Pflegeaufwand von 90 Minuten

Nach Angaben der Knappschaft erhält die Pflegebedürftigkeit der Pflegestufe I (erhebliche Pflegebedürftigkeit), wer „bei der Körperpflege, der Ernährung oder der Mobilität für wenigstens zwei Verrichtungen aus einem oder mehreren Bereichen mindestens einmal täglich der Hilfe bedarf sowie mehrfach in der Woche Hilfe bei der hauswirtschaftlichen Versorgung benötigt“. Wobei der durchschnittliche tägliche Pflegeaufwand mit mindestens 90 Minuten anzusetzen sei.

Der grundpflegerische Hilfebedarf habe dabei gegenüber der hauswirtschaftlichen Versorgung im Vordergrund zu stehen. Der pflegerische Aufwand müsse mehr als 45 Minuten betragen. Die Pflegestufe 1 ist übrigens Voraussetzung für die Aufnahme in einer Pflegeeinrichtung. Das Pflegegeld für die häusliche Pflege beträgt monatlich 225 Euro für selbst organisierte Pflegepersonen wie z.B. Angehörige.
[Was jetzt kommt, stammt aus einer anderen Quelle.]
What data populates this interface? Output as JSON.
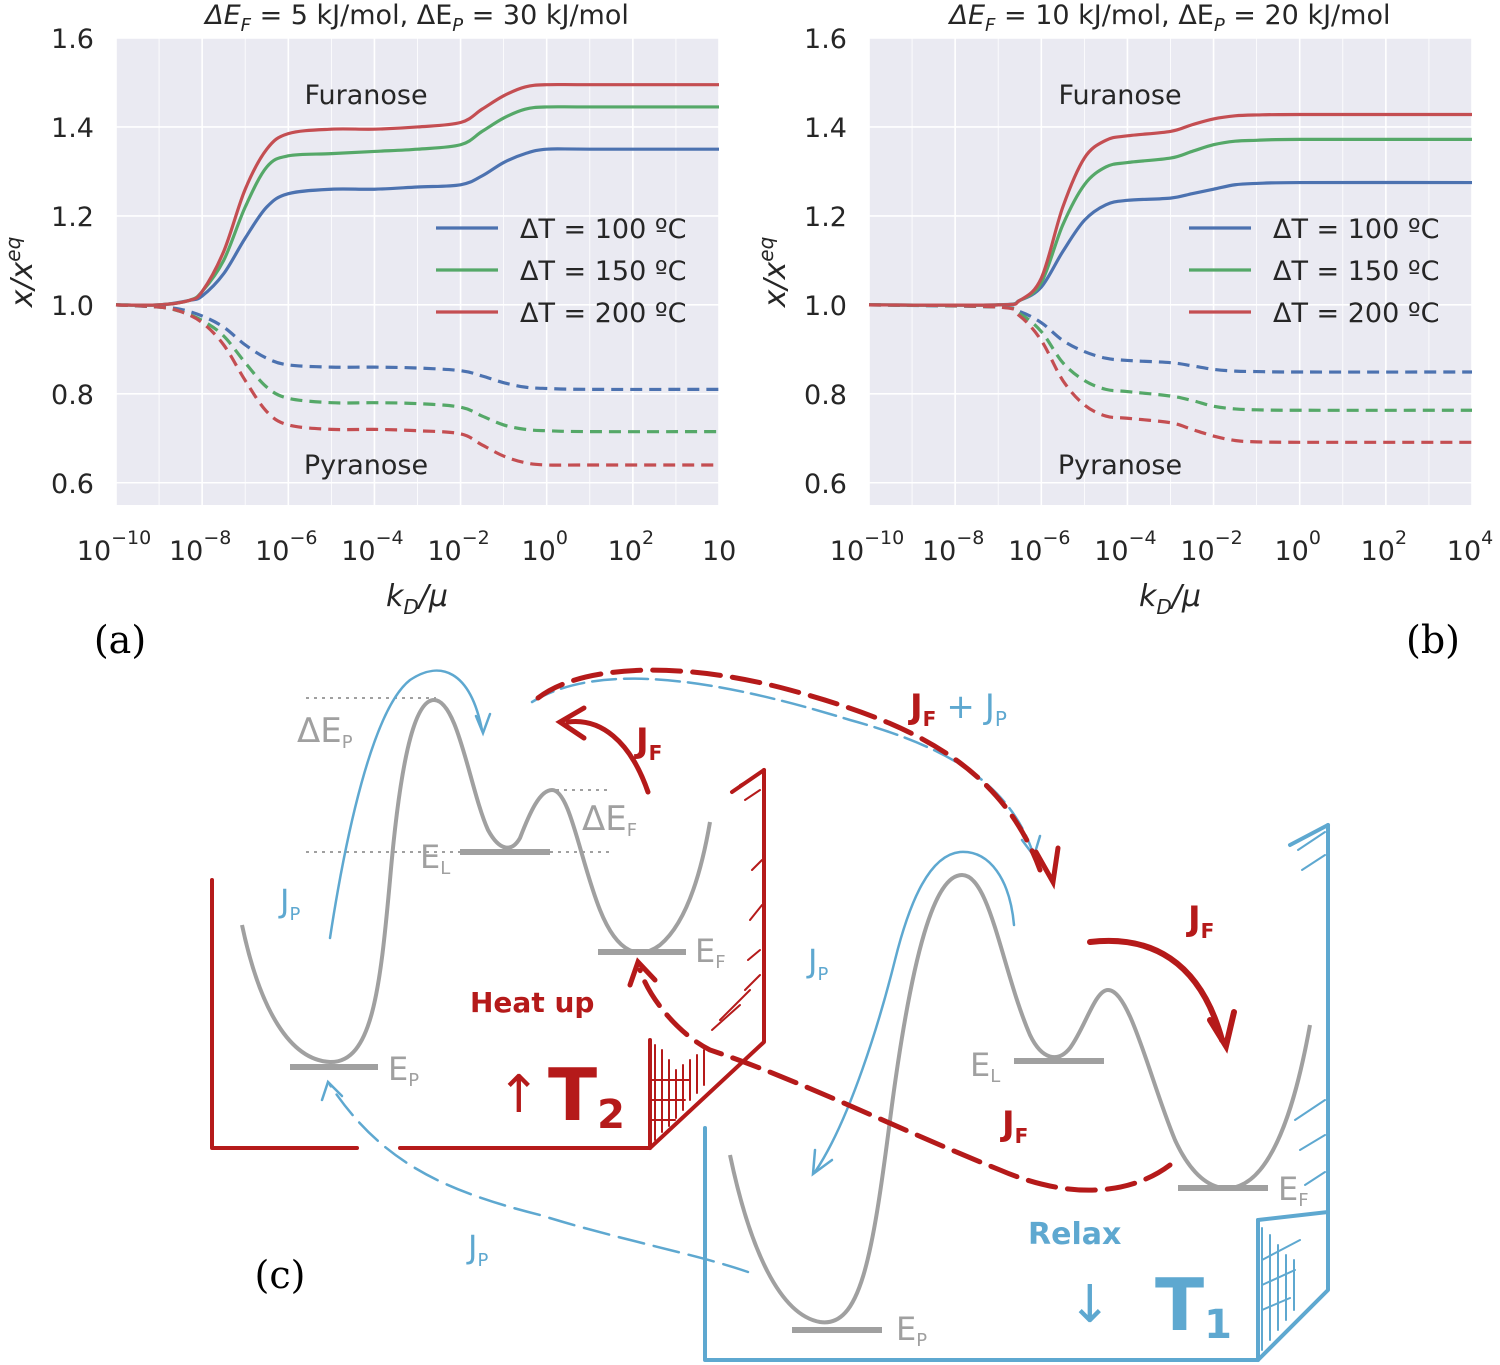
{
  "colors": {
    "blue": "#4c72b0",
    "green": "#55a868",
    "red": "#c44e52",
    "axes_bg": "#eaeaf2",
    "grid": "#ffffff",
    "sketch_red": "#b51a1a",
    "sketch_blue": "#5ea8d0",
    "sketch_grey": "#a0a0a0"
  },
  "chart_data": [
    {
      "type": "line",
      "panel_label": "(a)",
      "title": {
        "pre": "ΔE",
        "sub1": "F",
        "mid": " = 5 kJ/mol, ΔE",
        "sub2": "P",
        "post": " = 30 kJ/mol"
      },
      "xlabel": {
        "k": "k",
        "sub": "D",
        "rest": "/μ"
      },
      "ylabel": {
        "x": "x/x",
        "sup": "eq"
      },
      "x_scale": "log",
      "xlim": [
        1e-10,
        10000.0
      ],
      "ylim": [
        0.55,
        1.6
      ],
      "yticks": [
        "0.6",
        "0.8",
        "1.0",
        "1.2",
        "1.4",
        "1.6"
      ],
      "xtick_exponents": [
        "−10",
        "−8",
        "−6",
        "−4",
        "−2",
        "0",
        "2"
      ],
      "xtick_last_text": "10",
      "grid": true,
      "legend_location": "center-right",
      "annotations": [
        "Furanose",
        "Pyranose"
      ],
      "series": [
        {
          "name": "ΔT = 100 ºC",
          "color": "blue",
          "style": "solid",
          "group": "Furanose",
          "points": [
            [
              -10,
              1.0
            ],
            [
              -9,
              1.0
            ],
            [
              -8.3,
              1.01
            ],
            [
              -8,
              1.02
            ],
            [
              -7.5,
              1.07
            ],
            [
              -7,
              1.15
            ],
            [
              -6.5,
              1.22
            ],
            [
              -6,
              1.25
            ],
            [
              -5,
              1.26
            ],
            [
              -4,
              1.26
            ],
            [
              -3,
              1.265
            ],
            [
              -2,
              1.27
            ],
            [
              -1.5,
              1.29
            ],
            [
              -1,
              1.32
            ],
            [
              -0.5,
              1.34
            ],
            [
              0,
              1.35
            ],
            [
              1,
              1.35
            ],
            [
              4,
              1.35
            ]
          ]
        },
        {
          "name": "ΔT = 150 ºC",
          "color": "green",
          "style": "solid",
          "group": "Furanose",
          "points": [
            [
              -10,
              1.0
            ],
            [
              -9,
              1.0
            ],
            [
              -8.3,
              1.01
            ],
            [
              -8,
              1.03
            ],
            [
              -7.5,
              1.1
            ],
            [
              -7,
              1.22
            ],
            [
              -6.5,
              1.31
            ],
            [
              -6,
              1.335
            ],
            [
              -5,
              1.34
            ],
            [
              -4,
              1.345
            ],
            [
              -3,
              1.35
            ],
            [
              -2,
              1.36
            ],
            [
              -1.5,
              1.39
            ],
            [
              -1,
              1.42
            ],
            [
              -0.5,
              1.44
            ],
            [
              0,
              1.445
            ],
            [
              1,
              1.445
            ],
            [
              4,
              1.445
            ]
          ]
        },
        {
          "name": "ΔT = 200 ºC",
          "color": "red",
          "style": "solid",
          "group": "Furanose",
          "points": [
            [
              -10,
              1.0
            ],
            [
              -9,
              1.0
            ],
            [
              -8.3,
              1.01
            ],
            [
              -8,
              1.03
            ],
            [
              -7.5,
              1.12
            ],
            [
              -7,
              1.26
            ],
            [
              -6.5,
              1.35
            ],
            [
              -6,
              1.385
            ],
            [
              -5,
              1.395
            ],
            [
              -4,
              1.395
            ],
            [
              -3,
              1.4
            ],
            [
              -2,
              1.41
            ],
            [
              -1.5,
              1.44
            ],
            [
              -1,
              1.47
            ],
            [
              -0.5,
              1.49
            ],
            [
              0,
              1.495
            ],
            [
              1,
              1.495
            ],
            [
              4,
              1.495
            ]
          ]
        },
        {
          "name": "",
          "color": "blue",
          "style": "dashed",
          "group": "Pyranose",
          "points": [
            [
              -10,
              1.0
            ],
            [
              -9,
              0.995
            ],
            [
              -8.5,
              0.99
            ],
            [
              -8,
              0.975
            ],
            [
              -7.5,
              0.95
            ],
            [
              -7,
              0.91
            ],
            [
              -6.5,
              0.88
            ],
            [
              -6,
              0.865
            ],
            [
              -5,
              0.86
            ],
            [
              -4,
              0.86
            ],
            [
              -3,
              0.858
            ],
            [
              -2,
              0.852
            ],
            [
              -1.5,
              0.84
            ],
            [
              -1,
              0.825
            ],
            [
              -0.5,
              0.815
            ],
            [
              0,
              0.812
            ],
            [
              1,
              0.81
            ],
            [
              4,
              0.81
            ]
          ]
        },
        {
          "name": "",
          "color": "green",
          "style": "dashed",
          "group": "Pyranose",
          "points": [
            [
              -10,
              1.0
            ],
            [
              -9,
              0.995
            ],
            [
              -8.5,
              0.985
            ],
            [
              -8,
              0.965
            ],
            [
              -7.5,
              0.93
            ],
            [
              -7,
              0.87
            ],
            [
              -6.5,
              0.815
            ],
            [
              -6,
              0.79
            ],
            [
              -5,
              0.78
            ],
            [
              -4,
              0.78
            ],
            [
              -3,
              0.778
            ],
            [
              -2,
              0.77
            ],
            [
              -1.5,
              0.75
            ],
            [
              -1,
              0.73
            ],
            [
              -0.5,
              0.72
            ],
            [
              0,
              0.717
            ],
            [
              1,
              0.715
            ],
            [
              4,
              0.715
            ]
          ]
        },
        {
          "name": "",
          "color": "red",
          "style": "dashed",
          "group": "Pyranose",
          "points": [
            [
              -10,
              1.0
            ],
            [
              -9,
              0.995
            ],
            [
              -8.5,
              0.985
            ],
            [
              -8,
              0.96
            ],
            [
              -7.5,
              0.91
            ],
            [
              -7,
              0.83
            ],
            [
              -6.5,
              0.76
            ],
            [
              -6,
              0.73
            ],
            [
              -5,
              0.72
            ],
            [
              -4,
              0.72
            ],
            [
              -3,
              0.717
            ],
            [
              -2,
              0.71
            ],
            [
              -1.5,
              0.685
            ],
            [
              -1,
              0.66
            ],
            [
              -0.5,
              0.645
            ],
            [
              0,
              0.64
            ],
            [
              1,
              0.64
            ],
            [
              4,
              0.64
            ]
          ]
        }
      ]
    },
    {
      "type": "line",
      "panel_label": "(b)",
      "title": {
        "pre": "ΔE",
        "sub1": "F",
        "mid": " = 10 kJ/mol, ΔE",
        "sub2": "P",
        "post": " = 20 kJ/mol"
      },
      "xlabel": {
        "k": "k",
        "sub": "D",
        "rest": "/μ"
      },
      "ylabel": {
        "x": "x/x",
        "sup": "eq"
      },
      "x_scale": "log",
      "xlim": [
        1e-10,
        10000.0
      ],
      "ylim": [
        0.55,
        1.6
      ],
      "yticks": [
        "0.6",
        "0.8",
        "1.0",
        "1.2",
        "1.4",
        "1.6"
      ],
      "xtick_exponents": [
        "−10",
        "−8",
        "−6",
        "−4",
        "−2",
        "0",
        "2",
        "4"
      ],
      "grid": true,
      "legend_location": "center-right",
      "annotations": [
        "Furanose",
        "Pyranose"
      ],
      "series": [
        {
          "name": "ΔT = 100 ºC",
          "color": "blue",
          "style": "solid",
          "group": "Furanose",
          "points": [
            [
              -10,
              1.0
            ],
            [
              -7,
              1.0
            ],
            [
              -6.5,
              1.01
            ],
            [
              -6,
              1.04
            ],
            [
              -5.5,
              1.12
            ],
            [
              -5,
              1.19
            ],
            [
              -4.5,
              1.225
            ],
            [
              -4,
              1.235
            ],
            [
              -3,
              1.24
            ],
            [
              -2.5,
              1.25
            ],
            [
              -2,
              1.26
            ],
            [
              -1.5,
              1.27
            ],
            [
              -1,
              1.273
            ],
            [
              0,
              1.275
            ],
            [
              4,
              1.275
            ]
          ]
        },
        {
          "name": "ΔT = 150 ºC",
          "color": "green",
          "style": "solid",
          "group": "Furanose",
          "points": [
            [
              -10,
              1.0
            ],
            [
              -7,
              1.0
            ],
            [
              -6.5,
              1.01
            ],
            [
              -6,
              1.05
            ],
            [
              -5.5,
              1.18
            ],
            [
              -5,
              1.27
            ],
            [
              -4.5,
              1.31
            ],
            [
              -4,
              1.32
            ],
            [
              -3,
              1.33
            ],
            [
              -2.5,
              1.345
            ],
            [
              -2,
              1.36
            ],
            [
              -1.5,
              1.368
            ],
            [
              -1,
              1.37
            ],
            [
              0,
              1.372
            ],
            [
              4,
              1.372
            ]
          ]
        },
        {
          "name": "ΔT = 200 ºC",
          "color": "red",
          "style": "solid",
          "group": "Furanose",
          "points": [
            [
              -10,
              1.0
            ],
            [
              -7,
              1.0
            ],
            [
              -6.5,
              1.01
            ],
            [
              -6,
              1.06
            ],
            [
              -5.5,
              1.22
            ],
            [
              -5,
              1.33
            ],
            [
              -4.5,
              1.37
            ],
            [
              -4,
              1.38
            ],
            [
              -3,
              1.39
            ],
            [
              -2.5,
              1.405
            ],
            [
              -2,
              1.418
            ],
            [
              -1.5,
              1.425
            ],
            [
              -1,
              1.427
            ],
            [
              0,
              1.428
            ],
            [
              4,
              1.428
            ]
          ]
        },
        {
          "name": "",
          "color": "blue",
          "style": "dashed",
          "group": "Pyranose",
          "points": [
            [
              -10,
              1.0
            ],
            [
              -7,
              0.995
            ],
            [
              -6.5,
              0.985
            ],
            [
              -6,
              0.96
            ],
            [
              -5.5,
              0.92
            ],
            [
              -5,
              0.895
            ],
            [
              -4.5,
              0.88
            ],
            [
              -4,
              0.875
            ],
            [
              -3,
              0.87
            ],
            [
              -2.5,
              0.863
            ],
            [
              -2,
              0.855
            ],
            [
              -1.5,
              0.851
            ],
            [
              -1,
              0.85
            ],
            [
              0,
              0.849
            ],
            [
              4,
              0.849
            ]
          ]
        },
        {
          "name": "",
          "color": "green",
          "style": "dashed",
          "group": "Pyranose",
          "points": [
            [
              -10,
              1.0
            ],
            [
              -7,
              0.995
            ],
            [
              -6.5,
              0.98
            ],
            [
              -6,
              0.94
            ],
            [
              -5.5,
              0.87
            ],
            [
              -5,
              0.83
            ],
            [
              -4.5,
              0.81
            ],
            [
              -4,
              0.805
            ],
            [
              -3,
              0.795
            ],
            [
              -2.5,
              0.785
            ],
            [
              -2,
              0.772
            ],
            [
              -1.5,
              0.766
            ],
            [
              -1,
              0.764
            ],
            [
              0,
              0.763
            ],
            [
              4,
              0.763
            ]
          ]
        },
        {
          "name": "",
          "color": "red",
          "style": "dashed",
          "group": "Pyranose",
          "points": [
            [
              -10,
              1.0
            ],
            [
              -7,
              0.995
            ],
            [
              -6.5,
              0.975
            ],
            [
              -6,
              0.92
            ],
            [
              -5.5,
              0.83
            ],
            [
              -5,
              0.775
            ],
            [
              -4.5,
              0.75
            ],
            [
              -4,
              0.745
            ],
            [
              -3,
              0.735
            ],
            [
              -2.5,
              0.72
            ],
            [
              -2,
              0.705
            ],
            [
              -1.5,
              0.695
            ],
            [
              -1,
              0.692
            ],
            [
              0,
              0.691
            ],
            [
              4,
              0.691
            ]
          ]
        }
      ]
    }
  ],
  "diagram": {
    "panel_label": "(c)",
    "hot_box": {
      "temperature": "T",
      "temperature_sub": "2",
      "action": "Heat up",
      "arrow": "↑",
      "levels": [
        {
          "main": "E",
          "sub": "P"
        },
        {
          "main": "E",
          "sub": "L"
        },
        {
          "main": "E",
          "sub": "F"
        }
      ],
      "barrier_labels": [
        {
          "main": "ΔE",
          "sub": "P"
        },
        {
          "main": "ΔE",
          "sub": "F"
        }
      ],
      "fluxes": [
        {
          "main": "J",
          "sub": "F"
        },
        {
          "main": "J",
          "sub": "P"
        }
      ]
    },
    "cold_box": {
      "temperature": "T",
      "temperature_sub": "1",
      "action": "Relax",
      "arrow": "↓",
      "levels": [
        {
          "main": "E",
          "sub": "P"
        },
        {
          "main": "E",
          "sub": "L"
        },
        {
          "main": "E",
          "sub": "F"
        }
      ],
      "fluxes": [
        {
          "main": "J",
          "sub": "F"
        },
        {
          "main": "J",
          "sub": "P"
        }
      ]
    },
    "transfer_fluxes": {
      "combined": {
        "a": "J",
        "a_sub": "F",
        "plus": "+",
        "b": "J",
        "b_sub": "P"
      },
      "return_F": {
        "main": "J",
        "sub": "F"
      },
      "return_P": {
        "main": "J",
        "sub": "P"
      }
    }
  }
}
Wird die Pflegeleistung eines ambulanten Hilfsdienstes in Anspruch genommen, erfolgt keine Auszahlung, sondern dieser rechnet direkt mit der Pflegekasse ab. Dabei werden zurzeit maximal 440 Euro monatlich anerkannt. Eine Kombination aus beiden Arten ist möglich, wobei prozentual verbrauchte Anteile der ambulanten Hilfsleistung auf die Pflegegeldzahlung umgerechnet werden.

Bei vollstationärer Pflege in einem Heim werden bei Pflegestufe 1 an dieses maximal 1023 Euro monatlich gezahlt (Stand 2010). Dieser Betrag ist aber nur für den Pflegeaufwand und die soziale Betreuung bestimmt, Kosten für Unterbringung und Verpflegung müssen selbst getragen werden.